Plündern Brennholzinteressenten die Wälder?

Bereits in der Anmoderation wurde der Eindruck erweckt, durch den Krieg in der Ukraine und die steigenden Gaspreise zögen nun Horden von Menschen in die Wälder um dort unkontrolliert Brennholz zu holen. Fakt ist: ja die Brennholznachfrage hat enorm angezogen, Kaminholz ist bei vielen Förstern und Brennholzhändlern ausverkauft. „Das ist auch gut so“, weiß Ulrich Dohle. „Die Holznutzung ist bei uns limitiert, so dass auch Brennholz nicht unendlich zur Verfügung steht.“ Zudem ist für jeden erfahrenen Holzofenbetreiber klar, dass Brennholz aus dem Wald je nach Baumart über ein bis drei Jahre lagern muss, bevor es heizfähig ist. Holz aus dem Wald hilft also nicht für diesen Winter.

Ein Wort zu Holzpellets

Bei den ebenfalls kritisierten Holzpellets ist das anders, diese sind getrocknet und können sofort verbrannt werden. „Nach unseren Informationen sind Holzpellets die sauberste und effektivste Art mit Holz zu heizen“, so BDF-Pressereferent Rainer Städing. „Pellets sind ursprünglich nicht aus Waldrestholz entstanden, wie in Plusminus suggeriert, sondern aus den Späneabfällen der Sägewerke.
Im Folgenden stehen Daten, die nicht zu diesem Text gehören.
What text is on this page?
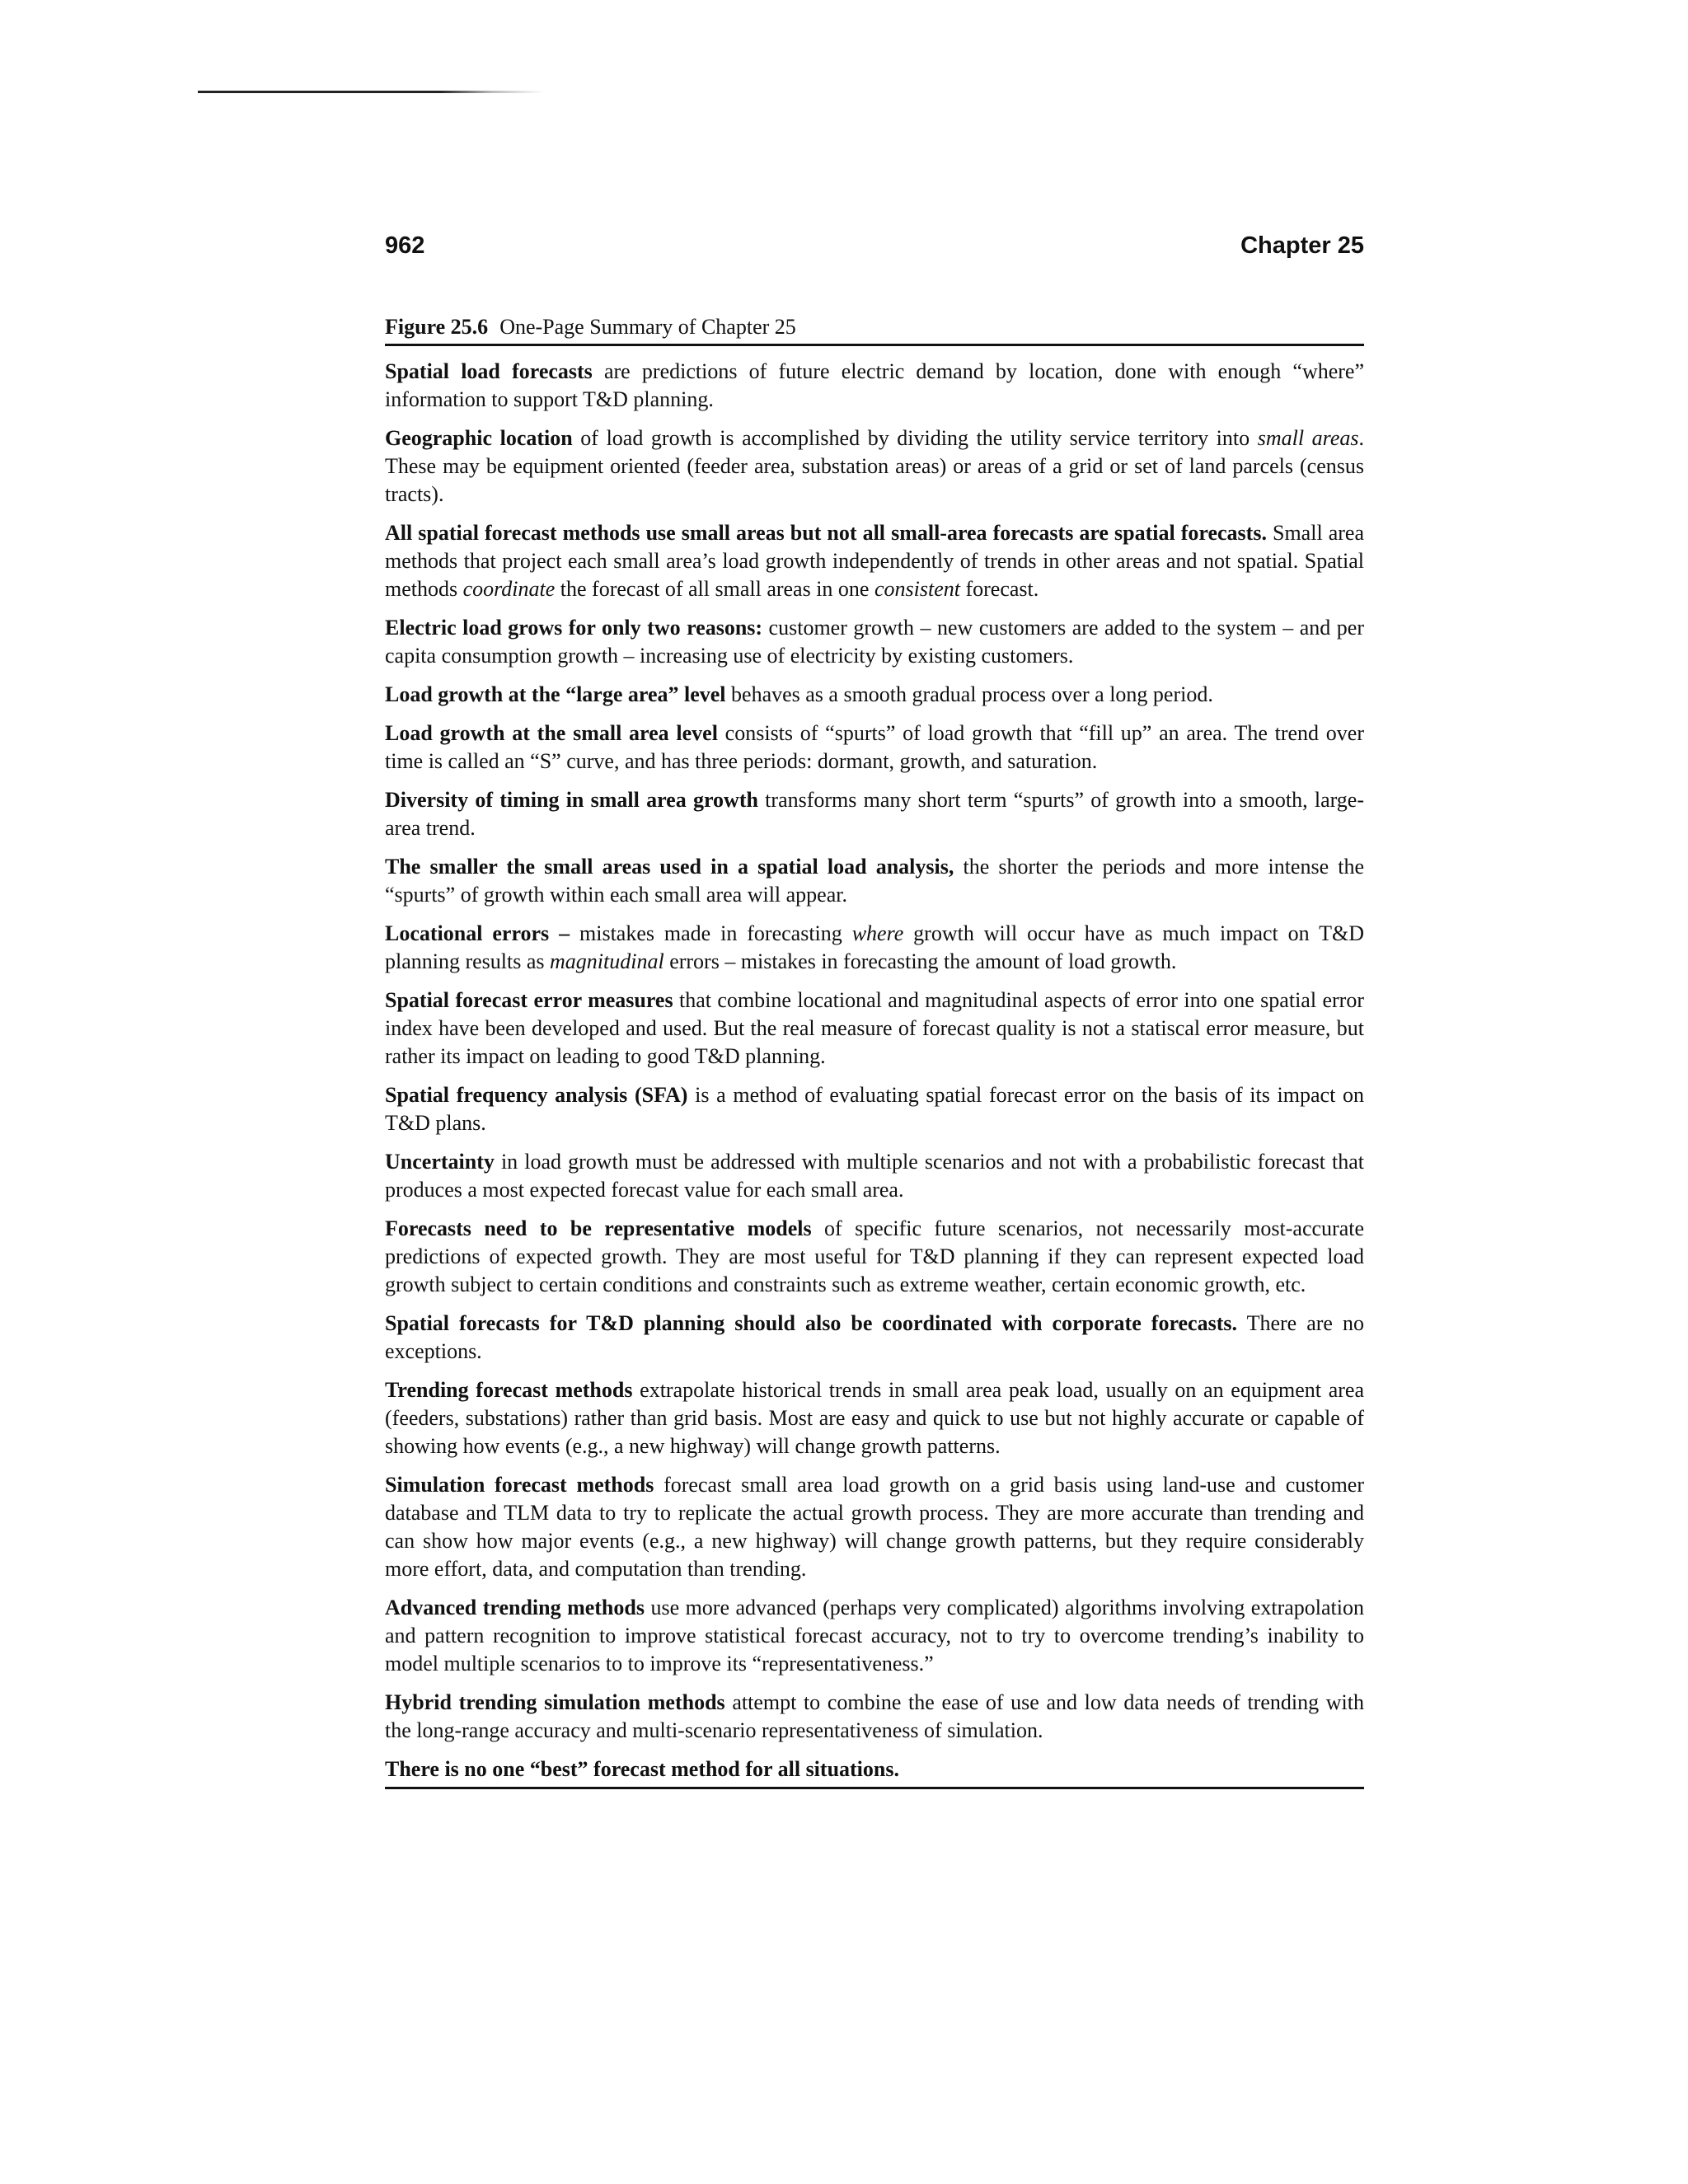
962	Chapter 25
Figure 25.6 One-Page Summary of Chapter 25

Spatial load forecasts are predictions of future electric demand by location, done with enough “where” information to support T&D planning.

Geographic location of load growth is accomplished by dividing the utility service territory into small areas. These may be equipment oriented (feeder area, substation areas) or areas of a grid or set of land parcels (census tracts).

All spatial forecast methods use small areas but not all small-area forecasts are spatial forecasts. Small area methods that project each small area’s load growth independently of trends in other areas and not spatial. Spatial methods coordinate the forecast of all small areas in one consistent forecast.

Electric load grows for only two reasons: customer growth – new customers are added to the system – and per capita consumption growth – increasing use of electricity by existing customers.

Load growth at the “large area” level behaves as a smooth gradual process over a long period.

Load growth at the small area level consists of “spurts” of load growth that “fill up” an area. The trend over time is called an “S” curve, and has three periods: dormant, growth, and saturation.

Diversity of timing in small area growth transforms many short term “spurts” of growth into a smooth, large-area trend.

The smaller the small areas used in a spatial load analysis, the shorter the periods and more intense the “spurts” of growth within each small area will appear.

Locational errors – mistakes made in forecasting where growth will occur have as much impact on T&D planning results as magnitudinal errors – mistakes in forecasting the amount of load growth.

Spatial forecast error measures that combine locational and magnitudinal aspects of error into one spatial error index have been developed and used. But the real measure of forecast quality is not a statiscal error measure, but rather its impact on leading to good T&D planning.

Spatial frequency analysis (SFA) is a method of evaluating spatial forecast error on the basis of its impact on T&D plans.

Uncertainty in load growth must be addressed with multiple scenarios and not with a probabilistic forecast that produces a most expected forecast value for each small area.

Forecasts need to be representative models of specific future scenarios, not necessarily most-accurate predictions of expected growth. They are most useful for T&D planning if they can represent expected load growth subject to certain conditions and constraints such as extreme weather, certain economic growth, etc.

Spatial forecasts for T&D planning should also be coordinated with corporate forecasts. There are no exceptions.

Trending forecast methods extrapolate historical trends in small area peak load, usually on an equipment area (feeders, substations) rather than grid basis. Most are easy and quick to use but not highly accurate or capable of showing how events (e.g., a new highway) will change growth patterns.

Simulation forecast methods forecast small area load growth on a grid basis using land-use and customer database and TLM data to try to replicate the actual growth process. They are more accurate than trending and can show how major events (e.g., a new highway) will change growth patterns, but they require considerably more effort, data, and computation than trending.

Advanced trending methods use more advanced (perhaps very complicated) algorithms involving extrapolation and pattern recognition to improve statistical forecast accuracy, not to try to overcome trending’s inability to model multiple scenarios to to improve its “representativeness.”

Hybrid trending simulation methods attempt to combine the ease of use and low data needs of trending with the long-range accuracy and multi-scenario representativeness of simulation.

There is no one “best” forecast method for all situations.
Mittlerweile wird auch viel Waldholz dafür eingesetzt., Dieses eigentliche Restholz muss aber aus ökologischen Gründen im Wald bleiben, sonst läuft etwas schief.“ Schief läuft es auch, da sind sich die Forstleute mit den Sendungsmachern einig, wenn ein Großkraftwerk statt mit Kohle mit Holzpellets betrieben werden soll, die womöglich auch noch aus Übersee herantransportiert werden. In der Sendung wird nicht darauf eingegangen, dass fast 60 Prozent des Energieholzes in Deutschland nicht aus dem Wald kommen. Dazu gehört auch belastetes Altholz (15 % der Energieholzbilanz). Dieses kann zum „Knacken“ der Schadstoffe nur in größeren Verbrennungsanlagen mit entsprechenden Verbrennungstemperaturen und Filtern verbrannt werden.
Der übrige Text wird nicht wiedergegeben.